In einer internen und vertraulichen Kritik am spanischen Generalstab wegen dessen Umgang mit den IB schrieb der Kommandeur der Base Albacete Vidal (d.i. der Franzose Vitali Gayman) am 28. Juli 1937 über das Schicksal der XIII. Brigade nach Moskau: „Es ist nicht so, dass diese Brigade besiegt wurde, sie wurde ermordet.“ Vidal trat danach als Kommandeur der Base zurück. (Bundesarchiv, SAPMO,SgY11/V/237/4/24, Bl. 18).

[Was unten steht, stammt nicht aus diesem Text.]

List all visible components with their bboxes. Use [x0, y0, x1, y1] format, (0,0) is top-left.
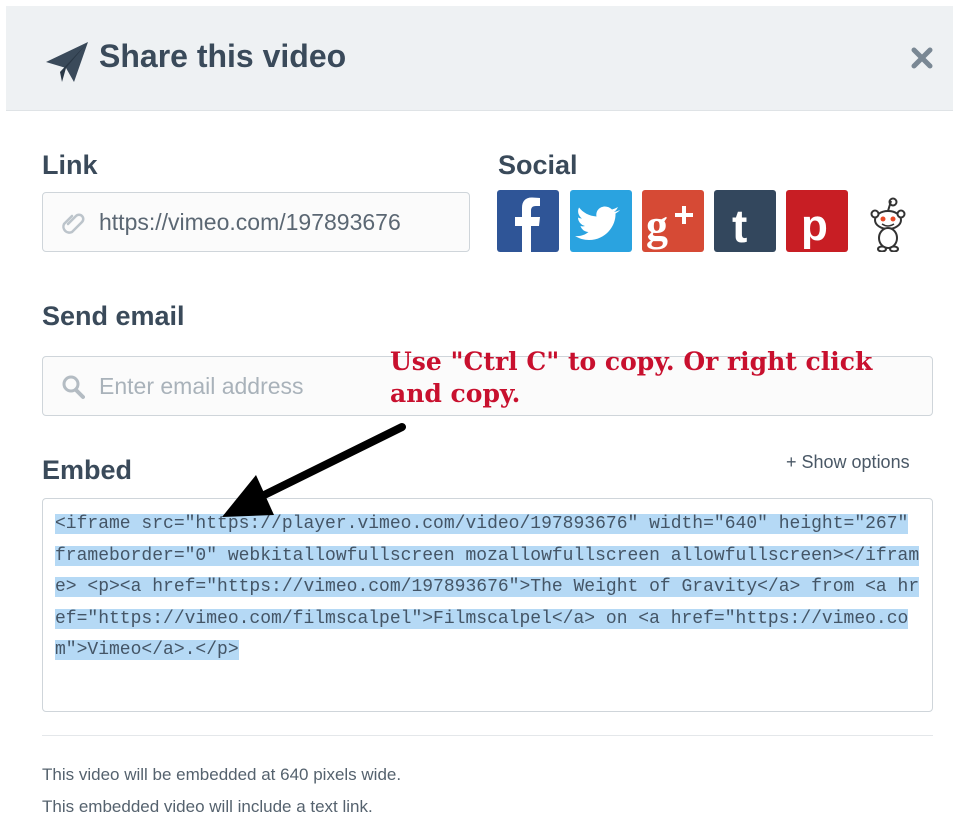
tumblr-button[interactable]: t	[714, 190, 776, 252]
facebook-button[interactable]	[497, 190, 559, 252]
link-value: https://vimeo.com/197893676	[99, 209, 401, 235]
svg-text:g: g	[646, 201, 668, 250]
send-email-label: Send email	[42, 301, 185, 331]
paper-plane-icon	[46, 42, 88, 82]
twitter-button[interactable]	[570, 190, 632, 252]
reddit-button[interactable]	[866, 196, 910, 253]
close-icon[interactable]	[908, 44, 936, 72]
embed-label: Embed	[42, 455, 133, 485]
social-label: Social	[498, 150, 578, 180]
svg-text:p: p	[801, 201, 828, 250]
reddit-icon	[870, 197, 906, 253]
text-link-note: This embedded video will include a text …	[42, 797, 373, 816]
embed-code-text: <iframe src="https://player.vimeo.com/vi…	[55, 514, 920, 660]
link-label: Link	[42, 150, 98, 180]
pinterest-button[interactable]: p	[786, 190, 848, 252]
twitter-icon	[575, 206, 620, 240]
pinterest-icon: p	[801, 201, 828, 250]
modal-title: Share this video	[99, 38, 347, 74]
paperclip-icon	[62, 213, 85, 234]
facebook-icon	[515, 197, 540, 252]
svg-text:t: t	[732, 200, 747, 252]
modal-header: Share this video	[6, 6, 953, 111]
embed-width-note: This video will be embedded at 640 pixel…	[42, 765, 402, 784]
link-field[interactable]: https://vimeo.com/197893676	[42, 192, 470, 252]
divider	[42, 735, 933, 736]
google-plus-button[interactable]: g	[642, 190, 704, 252]
tumblr-icon: t	[732, 200, 747, 252]
google-plus-icon: g	[646, 201, 693, 250]
embed-code-box[interactable]: <iframe src="https://player.vimeo.com/vi…	[42, 498, 933, 712]
annotation-arrow	[222, 423, 406, 517]
email-placeholder: Enter email address	[99, 373, 304, 399]
search-icon	[62, 375, 85, 399]
copy-annotation: Use "Ctrl C" to copy. Or right click and…	[390, 347, 873, 408]
show-options-link[interactable]: + Show options	[786, 452, 910, 473]
embed-code[interactable]: <iframe src="https://player.vimeo.com/vi…	[55, 509, 925, 667]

Die Angehörigen der XIII. Brigade haben trotz der widersinnigen Befehle, trotz der unfähigen Führung, trotz der Erschöpfung und des Ausbleibens von Nachschub und des Ersatzes durch neue Einheiten, trotz der immer mehr werdenden Toten und Verletzten heldenhaft weitergekämpft, bis zum bitteren Ende. Als die XIII. Brigade nach ihrer Auflösung dann im Oktober 1937 neu aufgestellt wurde, gab es kein Tschapaiew-Bataillon mehr. Und auch kaum noch Deutsche in der Brigade, diese wurde nun vornehmlich aus polnischen Kameraden zusammengestellt, die man aus anderen Einheiten abgezogen hatte.

Das von Alfred Kanotorowicz redigierte Tschapaiew“-Buch, das wird vom Autor leider nicht erwähnt, erlebte 1956 in der DDR einen fast unveränderten Nachdruck.

Hans-Jürgen Schwebke, Kämpfer und Freunde der Spanischen Republik 1936-1939 e.V.